The Council of Ministers is expected to approve this Tuesday the decree that will toughen the criteria for creating new universities and that aims to prevent the proliferation of private higher education centers that do not meet the standards of excellence.
Currently, the Spanish university system (SUE) is made up of 96 universities – 50 public and 46 private – and the Executive's objective is for all of them to comply with a series of requirements to protect a university model that is committed to teaching and research.
Currently, there are eight university projects that will be affected since they are still awaiting the Ministry's report. In the Canary Islands, the Digital University UDDI, based in Tenerife and with a digital training proposal, hangs by a thread.
The UDDI is part of the Europa Education group, which includes the European University of the Canary Islands, with an on-site campus in La Orotava. If approved, it would be the third private distance learning university in the archipelago, after Hespérides and Tech, approved in March 2024.
In the rest of the country, three are still pending approval in Aragon (Universidad Internacional de Aragón UNIAR, The Power University, Universidad NCI Aragón); two in Extremadura (Universidad Europea de Extremadura, CEU Nuñez de Balboa); one in Andalusia (Universidad Internacional de Estepona Antonio Guerrero) and one in Asturias (Universidad Europea de Asturias).
According to the latest report from the Knowledge and Development Foundation (CYD), based on data from the Ministry, since the creation of the last public university in 1998, the number of private universities has almost tripled.

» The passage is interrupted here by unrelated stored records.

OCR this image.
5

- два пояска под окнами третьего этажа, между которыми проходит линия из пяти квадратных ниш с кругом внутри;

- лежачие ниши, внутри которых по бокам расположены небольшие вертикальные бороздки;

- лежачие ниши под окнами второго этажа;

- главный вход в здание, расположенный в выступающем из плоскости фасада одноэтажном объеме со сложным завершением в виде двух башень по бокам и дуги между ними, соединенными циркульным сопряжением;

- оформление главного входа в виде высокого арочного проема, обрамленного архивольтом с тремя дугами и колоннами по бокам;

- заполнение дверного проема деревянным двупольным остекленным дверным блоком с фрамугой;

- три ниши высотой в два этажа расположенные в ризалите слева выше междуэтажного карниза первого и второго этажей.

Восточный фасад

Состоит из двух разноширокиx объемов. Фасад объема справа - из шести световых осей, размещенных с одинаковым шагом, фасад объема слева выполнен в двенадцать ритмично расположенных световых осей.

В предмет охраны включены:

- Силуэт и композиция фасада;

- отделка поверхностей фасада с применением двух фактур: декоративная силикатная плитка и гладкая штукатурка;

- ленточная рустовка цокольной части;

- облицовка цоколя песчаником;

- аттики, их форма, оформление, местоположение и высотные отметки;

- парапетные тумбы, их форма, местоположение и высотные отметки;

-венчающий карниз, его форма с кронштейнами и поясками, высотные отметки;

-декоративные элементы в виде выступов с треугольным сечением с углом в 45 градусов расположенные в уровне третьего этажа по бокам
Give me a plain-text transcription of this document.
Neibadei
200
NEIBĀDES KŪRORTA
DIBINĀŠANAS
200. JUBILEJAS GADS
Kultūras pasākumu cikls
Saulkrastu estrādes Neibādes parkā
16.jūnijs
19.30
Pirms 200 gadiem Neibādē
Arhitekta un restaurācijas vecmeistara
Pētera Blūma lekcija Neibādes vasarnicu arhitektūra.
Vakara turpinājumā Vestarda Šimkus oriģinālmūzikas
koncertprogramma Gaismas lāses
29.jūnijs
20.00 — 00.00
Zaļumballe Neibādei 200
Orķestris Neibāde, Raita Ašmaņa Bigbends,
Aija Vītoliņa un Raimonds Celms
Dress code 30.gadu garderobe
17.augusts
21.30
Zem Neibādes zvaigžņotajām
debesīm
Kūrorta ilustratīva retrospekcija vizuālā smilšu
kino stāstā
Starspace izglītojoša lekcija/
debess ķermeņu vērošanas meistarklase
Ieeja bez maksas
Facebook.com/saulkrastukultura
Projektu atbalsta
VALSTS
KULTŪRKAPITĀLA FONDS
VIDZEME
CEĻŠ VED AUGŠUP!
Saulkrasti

Six months ago, the President of the Government, Pedro Sánchez, announced his intention to curb the creation of "crony organizations" and reinforce the requirements to guarantee that universities have quality projects and are not "a vending machine for degrees."
The regulation has been made more flexible during its debate process with the autonomous communities, after receiving allegations from all agents of the educational community and also after reports from organizations such as the National Commission on Markets and Competition (CNMC) or the Council of State.
Binding reports from ANECA, minimum teaching load, students, and research
One of the objectives of the decree, which will come into force once it is published in the BOE -reforming the 2021 decree- is to strengthen the role of the National Agency for Quality Assessment and Accreditation (ANECA) and the quality agencies that evaluate university projects.
From now on, the reports they issue will be binding, and to reinforce their independence, a specific evaluation commission will be created, composed of a majority of university professors chosen by lottery.
The new regulation will also require a minimum of 4,500 students to be reached during the first six years from the start of the center's activity, although different compliance periods are contemplated, from 3 to 8 years, depending on whether the universities were already established in the last 3 years.
The territorial agencies will review the degree of compliance with this criterion and allow time to achieve it, even reducing the number of students required to 3,150 in some cases.
The decree also establishes that the promoters of new university centers demonstrate sufficient financial capacity from their opening. Therefore, they must present an economic guarantee equivalent to the university's budget in the third year of operation.
According to the latest draft from July, the decree could include other criteria, among them that the new centers must guarantee 10% of places for student accommodation within a certain period; that the teaching staff has 50% doctors or the obligation to attract in research projects at least the equivalent of 2% of its total annual budget within a period to be established.
Another key aspect of that draft was the minimum teaching offer that the new universities had to meet: ten official Bachelor's degrees, six official Master's degrees, and three official Doctorate programs in three different fields of knowledge.